Science  25 Sep 1998:
Vol. 281, Issue 5385, pp. 1933
  1. Making Hay With Plant Genome Awards

    The University of Missouri, Columbia, learned it had snagged its largest grant ever last week—but not through the usual channels. Senator Kit Bond (R-MO) announced the $11 million National Science Foundation (NSF) award to start mapping the corn genome even before university officials in his home state were officially notified of their windfall.

    The grant is just the first from a $40 million plant genome initiative added—with Bond's help—to NSF's budget. Three-quarters of the extra funds are supposed to help meet the growing demand for genomic studies of food crops and other economically important plants (Science, 27 June 1997, p. 1960), rather than expand studies on a laboratory workhorse, the mustard Arabidopsis.

    In Missouri, plant geneticist Edward Coe's team will use its funds to take the initial steps needed to determine the order of some of the 2.5 billion bases that make up corn's genetic code. The 5-year project will soon be joined by other studies: NSF plans to announce about two dozen more plant genome projects by 1 October. Just who gets to break the good news to winning researchers remains to be seen.

  2. Russian Initiative Wins Major Sponsor

    Despite Russia's economic turmoil, an ambitious plan to reform the nation's research and higher education establishments is moving forward. Science has learned that the John D. and Catherine T. MacArthur Foundation will spend $6 million over 4 years to help create elite research centers at top universities.

    Run by the Russian Education Ministry and the U.S.-based Civilian Research and Development Foundation, the initiative will establish centers that can help train the next generation of scientists (Science, 29 May, p. 1336). The MacArthur money—and potential matching funds from other foundations and Russia—will allow the program to expand beyond a pilot project under way at the University of Nizhny Novgorod. In January 1999, organizers expect to invite proposals for a competition to award two to three new centers.

  3. Gore Gets Political Mileage From NSF Internet Grants

    The pivotal New Hampshire presidential primary election may be more than a year away, but Oval Office wanna-be Vice President Al Gore is already grabbing his chances to impress the state's voters. Last week's opportunity came in the form of a National Science Foundation (NSF) announcement that 36 universities had won grants of up to $350,000 each to hook up to the NSF's speedy Internet backbone. The headline on NSF's press release: “Vice President Gore Announces High Performance Award to University of New Hampshire.” The names of the other worthy winners are relegated to a list at the end of the release.

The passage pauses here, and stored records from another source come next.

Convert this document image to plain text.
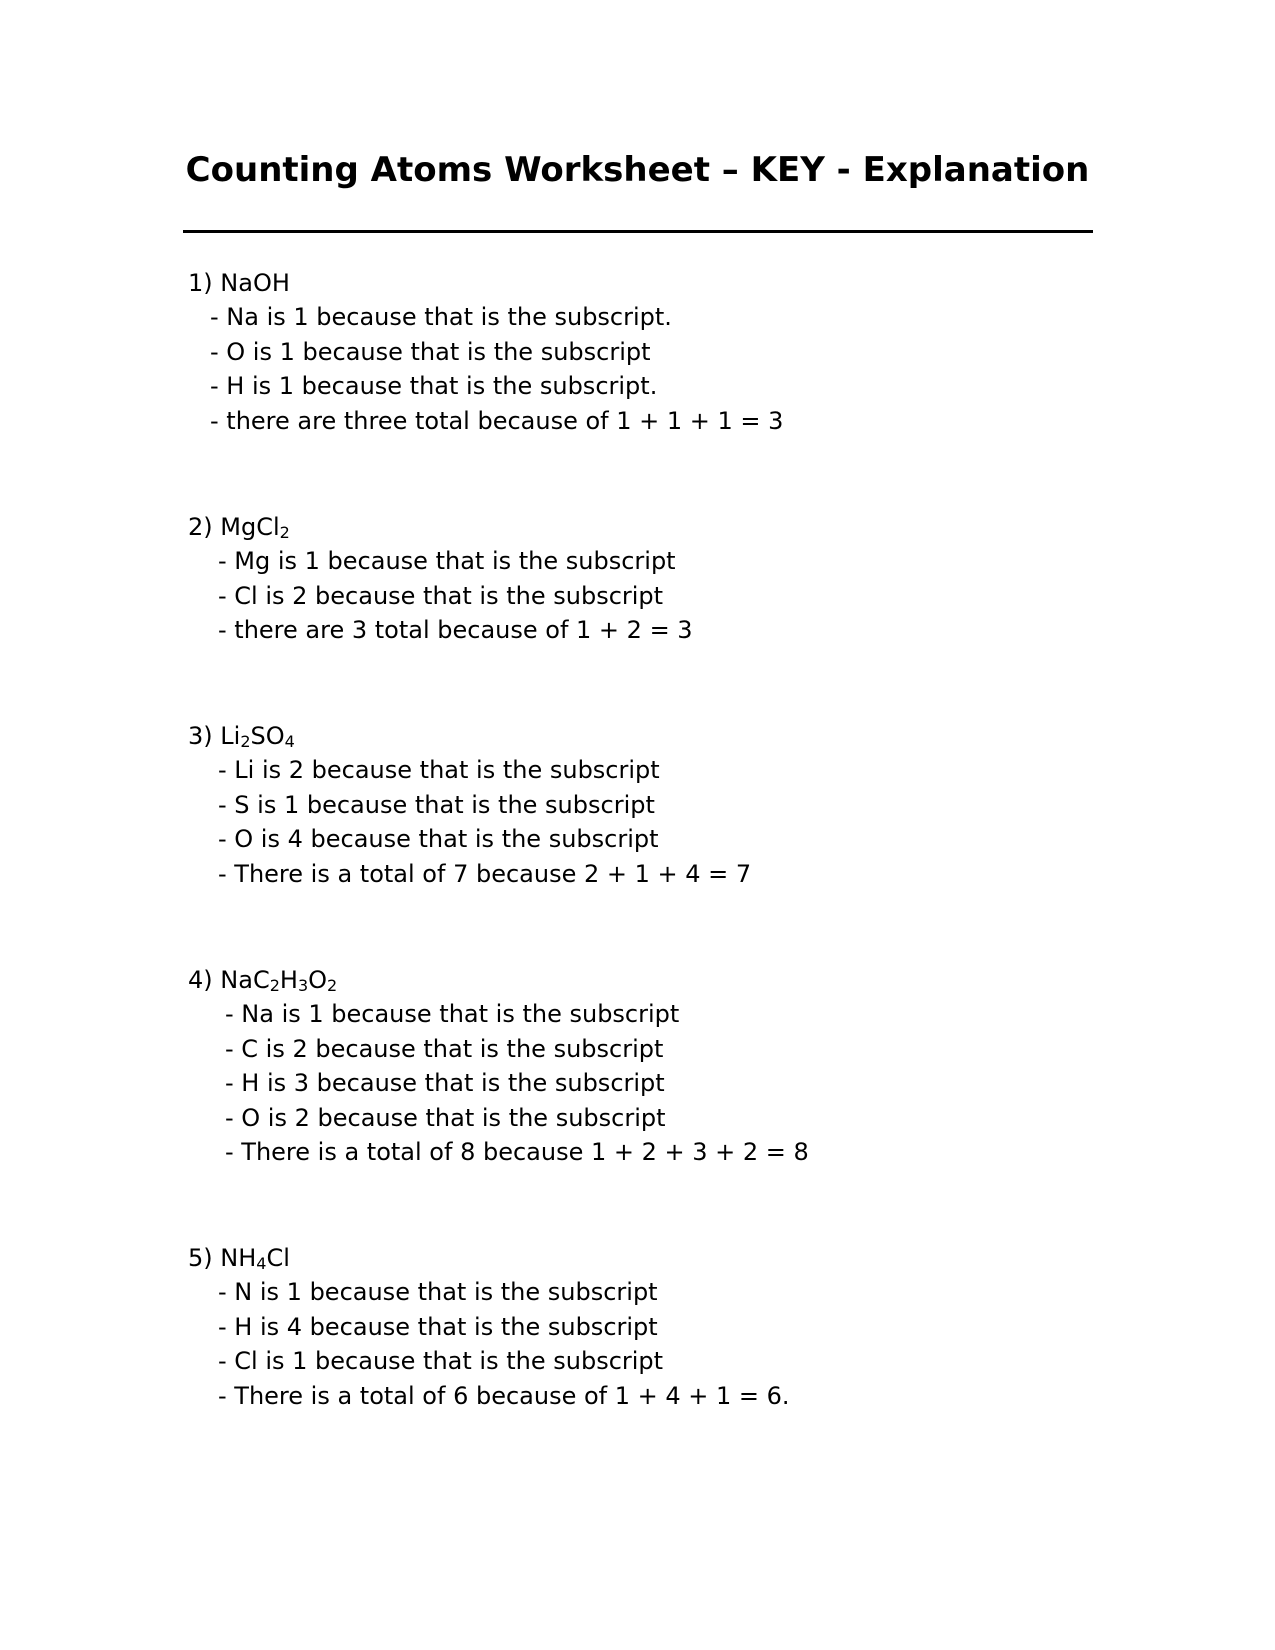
Counting Atoms Worksheet – KEY - Explanation
1) NaOH
- Na is 1 because that is the subscript.
- O is 1 because that is the subscript
- H is 1 because that is the subscript.
- there are three total because of 1 + 1 + 1 = 3
2) MgCl$_2$
- Mg is 1 because that is the subscript
- Cl is 2 because that is the subscript
- there are 3 total because of 1 + 2 = 3
3) $Li_2SO_4$
- Li is 2 because that is the subscript
- S is 1 because that is the subscript
- O is 4 because that is the subscript
- There is a total of 7 because 2 + 1 + 4 = 7
4) $NaC_2H_3O_2$
- Na is 1 because that is the subscript
- C is 2 because that is the subscript
- H is 3 because that is the subscript
- O is 2 because that is the subscript
- There is a total of 8 because 1 + 2 + 3 + 2 = 8
5) $NH_4Cl$
- N is 1 because that is the subscript
- H is 4 because that is the subscript
- Cl is 1 because that is the subscript
- There is a total of 6 because of 1 + 4 + 1 = 6.
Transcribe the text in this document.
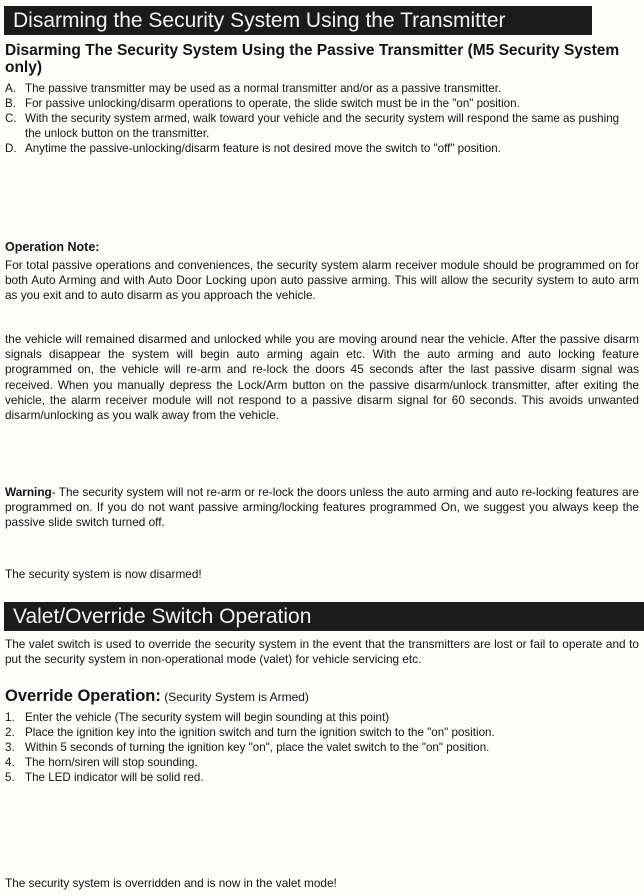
Disarming the Security System Using the Transmitter
Disarming The Security System Using the Passive Transmitter (M5 Security System only)
A. The passive transmitter may be used as a normal transmitter and/or as a passive transmitter.
B. For passive unlocking/disarm operations to operate, the slide switch must be in the "on" position.
C. With the security system armed, walk toward your vehicle and the security system will respond the same as pushing the unlock button on the transmitter.
D. Anytime the passive-unlocking/disarm feature is not desired move the switch to "off" position.
Operation Note:

For total passive operations and conveniences, the security system alarm receiver module should be programmed on for both Auto Arming and with Auto Door Locking upon auto passive arming. This will allow the security system to auto arm as you exit and to auto disarm as you approach the vehicle.

the vehicle will remained disarmed and unlocked while you are moving around near the vehicle. After the passive disarm signals disappear the system will begin auto arming again etc. With the auto arming and auto locking feature programmed on, the vehicle will re-arm and re-lock the doors 45 seconds after the last passive disarm signal was received. When you manually depress the Lock/Arm button on the passive disarm/unlock transmitter, after exiting the vehicle, the alarm receiver module will not respond to a passive disarm signal for 60 seconds. This avoids unwanted disarm/unlocking as you walk away from the vehicle.

Warning- The security system will not re-arm or re-lock the doors unless the auto arming and auto re-locking features are programmed on. If you do not want passive arming/locking features programmed On, we suggest you always keep the passive slide switch turned off.

The security system is now disarmed!

Valet/Override Switch Operation

The valet switch is used to override the security system in the event that the transmitters are lost or fail to operate and to put the security system in non-operational mode (valet) for vehicle servicing etc.

Override Operation: (Security System is Armed)
1. Enter the vehicle (The security system will begin sounding at this point)
2. Place the ignition key into the ignition switch and turn the ignition switch to the "on" position.
3. Within 5 seconds of turning the ignition key "on", place the valet switch to the "on" position.
4. The horn/siren will stop sounding.
5. The LED indicator will be solid red.

The security system is overridden and is now in the valet mode!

    An NSF official claims there is a nonpartisan explanation for the headline: Gore announced the awards during a visit to New Hampshire, after shelving a plan to announce them in California. More politically savvy headlines could be on the way: NSF plans to award at least a dozen more Internet grants before the 2000 elections.

  4. Hughes Head to Step Down

    The largest U.S. private nonprofit biomedical research funder is looking for a new leader. On 22 September, Purnell Choppin, 69, president of the Howard Hughes Medical Institute (HHMI), announced that he will retire at the end of next year. In 2000, “it will be time for someone else to take up the reins,” Choppin wrote in a memo that surprised staffers at the institute.

    Choppin, a virologist, was recruited from The Rockefeller University to serve as HHMI's science chief in 1985. After becoming president in 1987, he oversaw construction of a new headquarters in Chevy Chase, Maryland, and guided the organization through a decade of extraordinary growth, focused on molecular biology. During his tenure, the number of HHMI scientists has grown from 96 to 330 and the annual budget from $77 million to $556 million. HHMI's endowment is roughly $11 billion.

    A conservative manager, Choppin carefully planned his own departure, noting his 15-month advance warning “will allow ample time for the trustees to select a new president.” The institute has not yet named a search committee.